First Canadian face transplant recipient reportedly doing well
MONTREAL — In a Canadian medical first, surgeons at Montreal’s Maisonneuve-Rosemont hospital announced Wednesday they’d performed a face transplant, giving a badly disfigured Quebec man a second lease on life.
Hospital officials detailed last May’s complex and risky 30-hour procedure involving Maurice Desjardins, who at 64 was described as the world’s oldest recipient of such a transplant.
A team led by plastic surgeon Dr. Daniel Borsuk was part of the first Canadian attempt at the surgery, which has been performed about 40 times worldwide since 2005.
Borsuk said there was no other option for Desjardins, who’d been living in constant pain and isolation despite five reconstructive surgeries since a hunting accident in 2011 left him without his jaw, nose and teeth.
“Imagine when you’re suffering in silence at home for years and you don’t leave your house as much as you’d like to, and you’re sleeping in a separate room because of the sound of the tracheostomy (opening in the trachea),” said Borsuk, who also teaches at Université de Montreal.
“You’re living this very difficult existence.
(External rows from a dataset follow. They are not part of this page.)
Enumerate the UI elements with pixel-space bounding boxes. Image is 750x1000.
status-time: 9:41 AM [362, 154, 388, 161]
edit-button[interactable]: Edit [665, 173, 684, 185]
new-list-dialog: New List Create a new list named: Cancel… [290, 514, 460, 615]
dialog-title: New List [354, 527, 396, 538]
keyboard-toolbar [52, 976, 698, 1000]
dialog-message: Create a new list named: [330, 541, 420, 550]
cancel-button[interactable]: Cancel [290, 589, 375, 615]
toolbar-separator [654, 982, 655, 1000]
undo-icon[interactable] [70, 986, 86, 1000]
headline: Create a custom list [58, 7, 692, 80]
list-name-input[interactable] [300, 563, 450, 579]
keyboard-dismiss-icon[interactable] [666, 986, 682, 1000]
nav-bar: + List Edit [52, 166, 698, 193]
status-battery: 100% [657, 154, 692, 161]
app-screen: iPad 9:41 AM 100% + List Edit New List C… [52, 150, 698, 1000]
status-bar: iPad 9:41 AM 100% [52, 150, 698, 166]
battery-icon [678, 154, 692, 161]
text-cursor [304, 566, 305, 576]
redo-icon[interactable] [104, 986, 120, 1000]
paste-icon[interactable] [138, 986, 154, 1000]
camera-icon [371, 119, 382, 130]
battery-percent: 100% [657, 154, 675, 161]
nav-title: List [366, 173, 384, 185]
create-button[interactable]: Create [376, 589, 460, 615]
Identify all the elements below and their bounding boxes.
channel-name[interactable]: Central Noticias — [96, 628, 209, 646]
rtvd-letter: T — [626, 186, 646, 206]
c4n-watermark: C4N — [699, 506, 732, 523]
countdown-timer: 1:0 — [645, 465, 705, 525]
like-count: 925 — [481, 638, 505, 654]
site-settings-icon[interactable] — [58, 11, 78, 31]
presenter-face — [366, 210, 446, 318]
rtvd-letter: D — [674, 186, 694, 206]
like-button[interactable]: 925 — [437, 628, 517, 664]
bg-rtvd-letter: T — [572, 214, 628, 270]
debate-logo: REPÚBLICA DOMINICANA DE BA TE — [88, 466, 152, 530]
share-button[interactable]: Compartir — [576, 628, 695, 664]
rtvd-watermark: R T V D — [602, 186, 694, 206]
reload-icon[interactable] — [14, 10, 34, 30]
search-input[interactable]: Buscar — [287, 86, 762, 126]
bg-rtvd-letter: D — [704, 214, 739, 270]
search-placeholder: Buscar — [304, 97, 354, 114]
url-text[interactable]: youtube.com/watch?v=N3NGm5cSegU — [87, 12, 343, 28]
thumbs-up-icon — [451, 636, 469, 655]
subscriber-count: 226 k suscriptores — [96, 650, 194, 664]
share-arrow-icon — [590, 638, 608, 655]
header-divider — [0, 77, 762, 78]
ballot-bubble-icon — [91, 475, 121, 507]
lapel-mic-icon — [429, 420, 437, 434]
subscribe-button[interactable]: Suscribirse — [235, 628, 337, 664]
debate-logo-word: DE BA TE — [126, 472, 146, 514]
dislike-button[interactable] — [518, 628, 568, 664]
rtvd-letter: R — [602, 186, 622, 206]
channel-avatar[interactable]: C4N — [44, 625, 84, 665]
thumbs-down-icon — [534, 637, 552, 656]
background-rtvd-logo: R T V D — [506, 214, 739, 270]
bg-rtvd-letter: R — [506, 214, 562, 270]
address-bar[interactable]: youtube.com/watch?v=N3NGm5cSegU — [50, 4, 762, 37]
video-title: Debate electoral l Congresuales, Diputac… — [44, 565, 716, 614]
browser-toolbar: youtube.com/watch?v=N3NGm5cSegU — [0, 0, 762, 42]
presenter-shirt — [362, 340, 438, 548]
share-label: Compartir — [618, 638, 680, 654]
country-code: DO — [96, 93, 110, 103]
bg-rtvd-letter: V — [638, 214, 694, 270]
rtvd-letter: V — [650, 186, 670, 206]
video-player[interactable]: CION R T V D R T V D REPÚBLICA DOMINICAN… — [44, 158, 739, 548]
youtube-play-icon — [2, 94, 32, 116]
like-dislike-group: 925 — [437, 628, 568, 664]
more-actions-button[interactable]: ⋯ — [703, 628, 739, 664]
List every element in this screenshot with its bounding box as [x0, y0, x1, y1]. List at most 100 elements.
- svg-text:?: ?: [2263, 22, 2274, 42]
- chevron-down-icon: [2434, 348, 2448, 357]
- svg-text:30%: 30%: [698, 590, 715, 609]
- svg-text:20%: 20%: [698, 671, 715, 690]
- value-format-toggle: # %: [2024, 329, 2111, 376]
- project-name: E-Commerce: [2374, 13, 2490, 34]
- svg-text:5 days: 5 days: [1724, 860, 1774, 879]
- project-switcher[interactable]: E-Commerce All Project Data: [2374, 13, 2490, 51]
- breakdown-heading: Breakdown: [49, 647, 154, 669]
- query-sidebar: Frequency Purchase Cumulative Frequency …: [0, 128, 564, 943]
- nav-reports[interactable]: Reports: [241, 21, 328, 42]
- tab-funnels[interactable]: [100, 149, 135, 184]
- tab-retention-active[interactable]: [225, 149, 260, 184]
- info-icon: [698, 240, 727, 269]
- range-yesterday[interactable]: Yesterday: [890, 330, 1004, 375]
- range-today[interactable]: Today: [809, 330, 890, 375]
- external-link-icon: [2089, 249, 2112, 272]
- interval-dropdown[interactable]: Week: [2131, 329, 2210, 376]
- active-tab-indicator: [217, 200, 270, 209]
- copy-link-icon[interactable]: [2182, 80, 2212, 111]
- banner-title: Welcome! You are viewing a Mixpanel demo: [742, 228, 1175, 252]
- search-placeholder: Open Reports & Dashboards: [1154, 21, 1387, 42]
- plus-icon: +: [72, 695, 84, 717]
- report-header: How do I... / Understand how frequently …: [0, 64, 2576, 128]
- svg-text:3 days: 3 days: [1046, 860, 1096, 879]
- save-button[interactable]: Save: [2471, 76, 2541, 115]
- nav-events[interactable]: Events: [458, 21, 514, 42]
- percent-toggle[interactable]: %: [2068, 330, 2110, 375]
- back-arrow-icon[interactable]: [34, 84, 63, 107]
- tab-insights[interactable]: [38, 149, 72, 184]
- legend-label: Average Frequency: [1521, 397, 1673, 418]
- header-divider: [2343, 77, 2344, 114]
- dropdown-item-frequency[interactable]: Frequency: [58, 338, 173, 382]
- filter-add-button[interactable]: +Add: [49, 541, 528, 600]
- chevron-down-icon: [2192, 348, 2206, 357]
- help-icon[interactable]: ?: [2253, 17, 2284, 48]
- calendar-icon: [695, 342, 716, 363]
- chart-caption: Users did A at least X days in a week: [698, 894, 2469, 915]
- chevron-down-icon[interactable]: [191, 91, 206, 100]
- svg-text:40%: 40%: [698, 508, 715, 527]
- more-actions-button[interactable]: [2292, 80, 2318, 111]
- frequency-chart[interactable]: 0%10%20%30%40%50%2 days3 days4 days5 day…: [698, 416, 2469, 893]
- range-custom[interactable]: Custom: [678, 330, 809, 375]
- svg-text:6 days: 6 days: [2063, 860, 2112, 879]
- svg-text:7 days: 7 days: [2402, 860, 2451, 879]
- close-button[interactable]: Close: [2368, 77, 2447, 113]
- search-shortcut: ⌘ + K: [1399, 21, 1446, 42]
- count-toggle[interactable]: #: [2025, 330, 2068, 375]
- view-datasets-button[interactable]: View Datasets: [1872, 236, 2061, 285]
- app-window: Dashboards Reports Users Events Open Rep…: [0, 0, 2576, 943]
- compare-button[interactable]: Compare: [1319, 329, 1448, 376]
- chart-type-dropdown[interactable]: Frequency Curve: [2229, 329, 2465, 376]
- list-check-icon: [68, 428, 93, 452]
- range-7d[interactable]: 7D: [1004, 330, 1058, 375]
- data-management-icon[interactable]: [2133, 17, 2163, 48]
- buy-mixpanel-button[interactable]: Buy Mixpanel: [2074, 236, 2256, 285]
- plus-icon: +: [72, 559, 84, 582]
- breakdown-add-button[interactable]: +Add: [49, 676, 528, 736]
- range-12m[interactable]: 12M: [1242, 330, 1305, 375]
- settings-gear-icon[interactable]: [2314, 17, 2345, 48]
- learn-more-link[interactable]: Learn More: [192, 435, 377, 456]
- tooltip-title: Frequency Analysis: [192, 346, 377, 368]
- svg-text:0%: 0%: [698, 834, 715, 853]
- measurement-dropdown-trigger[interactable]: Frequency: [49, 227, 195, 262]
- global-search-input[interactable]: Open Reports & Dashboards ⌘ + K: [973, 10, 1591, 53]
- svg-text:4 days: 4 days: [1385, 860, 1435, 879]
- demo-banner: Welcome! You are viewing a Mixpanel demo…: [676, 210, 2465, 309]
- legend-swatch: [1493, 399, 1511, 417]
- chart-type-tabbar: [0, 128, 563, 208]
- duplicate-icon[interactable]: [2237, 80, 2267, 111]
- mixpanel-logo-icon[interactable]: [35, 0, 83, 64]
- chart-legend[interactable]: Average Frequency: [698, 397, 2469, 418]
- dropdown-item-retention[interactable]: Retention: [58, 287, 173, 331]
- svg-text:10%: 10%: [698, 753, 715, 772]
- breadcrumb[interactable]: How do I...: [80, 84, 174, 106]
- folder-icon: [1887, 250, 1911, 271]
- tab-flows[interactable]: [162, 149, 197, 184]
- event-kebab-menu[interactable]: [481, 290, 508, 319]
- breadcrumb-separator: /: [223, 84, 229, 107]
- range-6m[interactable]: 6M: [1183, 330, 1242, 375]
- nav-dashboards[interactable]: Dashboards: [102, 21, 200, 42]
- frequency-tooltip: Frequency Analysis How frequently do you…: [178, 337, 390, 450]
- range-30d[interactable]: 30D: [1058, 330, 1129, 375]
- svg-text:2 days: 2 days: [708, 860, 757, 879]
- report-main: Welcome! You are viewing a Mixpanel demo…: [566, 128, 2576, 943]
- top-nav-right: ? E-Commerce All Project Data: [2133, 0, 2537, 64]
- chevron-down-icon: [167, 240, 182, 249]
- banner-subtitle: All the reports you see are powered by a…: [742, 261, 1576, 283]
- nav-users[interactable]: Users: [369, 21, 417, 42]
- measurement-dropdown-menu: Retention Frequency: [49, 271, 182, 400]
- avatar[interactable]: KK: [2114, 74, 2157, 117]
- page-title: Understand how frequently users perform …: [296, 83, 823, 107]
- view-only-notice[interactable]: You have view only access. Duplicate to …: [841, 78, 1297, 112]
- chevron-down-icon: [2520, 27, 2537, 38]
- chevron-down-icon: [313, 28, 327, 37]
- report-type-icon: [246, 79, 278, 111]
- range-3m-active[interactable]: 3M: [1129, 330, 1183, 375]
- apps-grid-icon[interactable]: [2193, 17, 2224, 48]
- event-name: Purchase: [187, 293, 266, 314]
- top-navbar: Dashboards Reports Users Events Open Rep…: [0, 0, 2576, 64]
Then, overnight essentially, you get a second lease on life.”
Desjardins came to see Borsuk in Montreal with a few requests: to be able to breathe properly, speak properly and to have a nose, lips, jaws and teeth.
Borsuk said Desjardins also wanted to be able to walk outside with his granddaughter without people staring at his disfigurement.
The patient was carefully vetted for years before the procedure.
“We put him through the wringer in terms of tests,” Borsuk said. “
“He’s so mentally tough that even with everything that was done, he’s already begun (accepting) the new face. That’s something we were counting on.”
The Quebec operation required the expertise of nine surgeons, multiple specialists and the collaboration of more than 100 professionals, including doctors, nurses and many other personnel.
After seven-and-a-half years of living with his disfigurement, 30 hours of surgery and one week in intensive care, a shocked Desjardins took a look at his new face for the first time and gave Borsuk a thumbs-up and a hug.
“You can make a face, but it has to be beautiful,” Borsuk said.